Published Dec. 20, 2013

CHICAGO - The U.S. Army Corps of Engineers, in partnership with the U.S. Fish and Wildlife Service (USFWS), released preliminary findings from research following laboratory and field experiments to assess potential impacts on fish behavior from barge tows crossing the electric fish barriers in the Chicago Sanitary and Ship Canal (CSSC), Dec. 20, 2013.

The preliminary findings of this research and proposed future actions are summarized in a white paper: “The Summary of Fish-Barge Interaction Research and Fixed Dual Frequency Identification Sonar (DIDSON) Sampling at the Electric Dispersal Barrier in Chicago Sanitary and Ship Canal”

The experiments consisted of the following:

Development of a scale physical model to evaluate the possibility of fish being inadvertently transported across the electric barriers by navigation operations in the CSSC; instrumented-barge testing to determine the effects of loaded and unloaded barges crossing the barriers on electric field strength; and observation of fish behavior during barge testing through the use of caged-fish and tethered-wild fish trials.

USFWS is also evaluating wild fish populations and their behavior within the electric barriers using a dual-frequency identification SONAR (DIDSON) unit, which is an underwater camera. DIDSON is used to evaluate fish populations throughout the entire barrier system.
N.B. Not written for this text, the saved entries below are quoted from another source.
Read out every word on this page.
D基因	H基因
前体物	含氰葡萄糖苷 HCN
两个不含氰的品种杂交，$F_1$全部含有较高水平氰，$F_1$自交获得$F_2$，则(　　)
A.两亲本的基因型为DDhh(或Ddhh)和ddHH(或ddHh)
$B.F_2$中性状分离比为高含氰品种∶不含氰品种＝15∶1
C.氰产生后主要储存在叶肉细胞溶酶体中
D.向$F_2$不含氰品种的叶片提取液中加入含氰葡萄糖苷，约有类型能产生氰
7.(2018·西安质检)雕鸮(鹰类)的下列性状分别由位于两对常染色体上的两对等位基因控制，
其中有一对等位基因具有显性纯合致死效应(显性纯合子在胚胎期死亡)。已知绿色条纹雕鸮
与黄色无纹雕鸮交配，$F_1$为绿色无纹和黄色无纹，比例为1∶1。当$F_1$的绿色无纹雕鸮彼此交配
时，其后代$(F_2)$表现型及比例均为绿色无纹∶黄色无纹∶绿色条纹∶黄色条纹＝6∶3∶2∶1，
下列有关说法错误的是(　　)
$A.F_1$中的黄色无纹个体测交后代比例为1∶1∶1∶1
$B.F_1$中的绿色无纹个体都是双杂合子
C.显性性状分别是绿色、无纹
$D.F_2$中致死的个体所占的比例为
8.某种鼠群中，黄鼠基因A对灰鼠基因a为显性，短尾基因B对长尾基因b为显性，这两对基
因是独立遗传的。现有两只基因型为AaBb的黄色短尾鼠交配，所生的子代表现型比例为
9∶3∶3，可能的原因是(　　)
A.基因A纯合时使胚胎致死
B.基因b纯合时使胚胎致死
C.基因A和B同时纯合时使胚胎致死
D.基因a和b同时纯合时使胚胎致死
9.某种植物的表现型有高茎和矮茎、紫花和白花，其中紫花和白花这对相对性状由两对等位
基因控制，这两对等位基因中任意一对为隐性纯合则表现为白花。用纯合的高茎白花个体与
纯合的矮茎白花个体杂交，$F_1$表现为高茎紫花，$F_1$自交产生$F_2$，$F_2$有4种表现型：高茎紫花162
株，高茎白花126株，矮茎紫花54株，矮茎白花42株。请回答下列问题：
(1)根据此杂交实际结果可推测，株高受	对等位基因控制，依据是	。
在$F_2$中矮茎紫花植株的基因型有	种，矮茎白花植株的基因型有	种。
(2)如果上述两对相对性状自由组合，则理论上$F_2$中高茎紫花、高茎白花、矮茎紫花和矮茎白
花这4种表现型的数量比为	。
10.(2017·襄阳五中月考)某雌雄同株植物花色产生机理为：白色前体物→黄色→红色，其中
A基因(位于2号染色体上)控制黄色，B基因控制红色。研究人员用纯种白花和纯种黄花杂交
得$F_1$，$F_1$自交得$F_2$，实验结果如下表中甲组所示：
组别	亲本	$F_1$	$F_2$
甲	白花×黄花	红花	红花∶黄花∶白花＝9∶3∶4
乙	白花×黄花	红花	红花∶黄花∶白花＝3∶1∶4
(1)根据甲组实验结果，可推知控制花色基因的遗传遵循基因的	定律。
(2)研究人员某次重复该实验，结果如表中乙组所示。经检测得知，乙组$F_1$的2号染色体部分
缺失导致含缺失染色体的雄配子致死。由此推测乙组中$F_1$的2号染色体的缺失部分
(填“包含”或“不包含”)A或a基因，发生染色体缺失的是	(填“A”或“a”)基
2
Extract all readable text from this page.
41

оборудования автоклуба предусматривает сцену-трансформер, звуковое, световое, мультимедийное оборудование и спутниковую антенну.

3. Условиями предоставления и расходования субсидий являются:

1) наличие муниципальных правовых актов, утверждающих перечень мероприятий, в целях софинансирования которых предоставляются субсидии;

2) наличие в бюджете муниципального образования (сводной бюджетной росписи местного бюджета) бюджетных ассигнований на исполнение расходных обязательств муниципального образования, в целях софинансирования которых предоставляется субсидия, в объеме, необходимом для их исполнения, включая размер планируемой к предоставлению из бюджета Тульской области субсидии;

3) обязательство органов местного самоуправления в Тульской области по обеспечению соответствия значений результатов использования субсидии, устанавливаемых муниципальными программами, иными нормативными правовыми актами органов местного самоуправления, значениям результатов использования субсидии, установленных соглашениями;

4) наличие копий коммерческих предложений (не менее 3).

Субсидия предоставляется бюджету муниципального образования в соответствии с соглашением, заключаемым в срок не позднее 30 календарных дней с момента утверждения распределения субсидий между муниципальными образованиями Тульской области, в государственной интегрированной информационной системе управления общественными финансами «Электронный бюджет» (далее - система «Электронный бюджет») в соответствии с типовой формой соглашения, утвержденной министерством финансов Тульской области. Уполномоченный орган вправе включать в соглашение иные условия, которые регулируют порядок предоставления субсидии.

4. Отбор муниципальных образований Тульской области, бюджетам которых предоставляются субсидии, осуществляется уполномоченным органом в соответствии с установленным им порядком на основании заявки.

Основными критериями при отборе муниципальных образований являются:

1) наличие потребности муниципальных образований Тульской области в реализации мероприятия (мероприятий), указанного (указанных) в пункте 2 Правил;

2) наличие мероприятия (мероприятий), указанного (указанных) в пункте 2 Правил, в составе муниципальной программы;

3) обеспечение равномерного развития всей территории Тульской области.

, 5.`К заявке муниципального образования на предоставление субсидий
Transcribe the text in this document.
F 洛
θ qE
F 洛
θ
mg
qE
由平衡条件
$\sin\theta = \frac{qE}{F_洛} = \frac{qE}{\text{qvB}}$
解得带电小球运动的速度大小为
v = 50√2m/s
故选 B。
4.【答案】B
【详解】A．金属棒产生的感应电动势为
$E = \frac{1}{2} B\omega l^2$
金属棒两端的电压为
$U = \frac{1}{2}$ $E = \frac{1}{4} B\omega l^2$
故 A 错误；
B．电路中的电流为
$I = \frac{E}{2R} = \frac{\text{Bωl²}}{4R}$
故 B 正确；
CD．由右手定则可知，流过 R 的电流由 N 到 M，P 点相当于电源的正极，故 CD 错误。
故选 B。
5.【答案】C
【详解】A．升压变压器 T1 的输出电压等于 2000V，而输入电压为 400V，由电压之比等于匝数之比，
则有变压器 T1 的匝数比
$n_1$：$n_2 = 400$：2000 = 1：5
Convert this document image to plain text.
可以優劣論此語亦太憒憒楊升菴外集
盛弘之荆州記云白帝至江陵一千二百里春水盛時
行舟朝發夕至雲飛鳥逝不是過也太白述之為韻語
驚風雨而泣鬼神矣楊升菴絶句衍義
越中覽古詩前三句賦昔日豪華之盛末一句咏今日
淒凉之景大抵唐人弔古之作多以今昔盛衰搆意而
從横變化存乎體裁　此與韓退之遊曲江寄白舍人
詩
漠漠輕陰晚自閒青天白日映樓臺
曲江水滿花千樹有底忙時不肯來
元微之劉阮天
Additional review and analysis, as well as additional testing will be required to fully understand the data and any potential impact on barrier operations and navigation in the CSSC.

Future research will include a variety of simulations to further evaluate fish behavior, effects of the electrical field on groups of fish and how these may relate to operational protocols of the barriers and navigation in the CSSC. The research will be undertaken by the U.S. Army Engineer Research and Development Center (ERDC) over a two-year period. 

Findings like these are why the Corps continues to monitor the area closely; it presents opportunities to strengthen the barriers already in place.

There is no evidence that Asian carp are bypassing the barriers; nor is there any indication Asian carp are in the vicinity of the barriers. The closest adult Asian carp found in the Illinois River are about 55 miles from Lake Michigan, and no small Asian carp have been observed closer than 131 miles from Lake Michigan.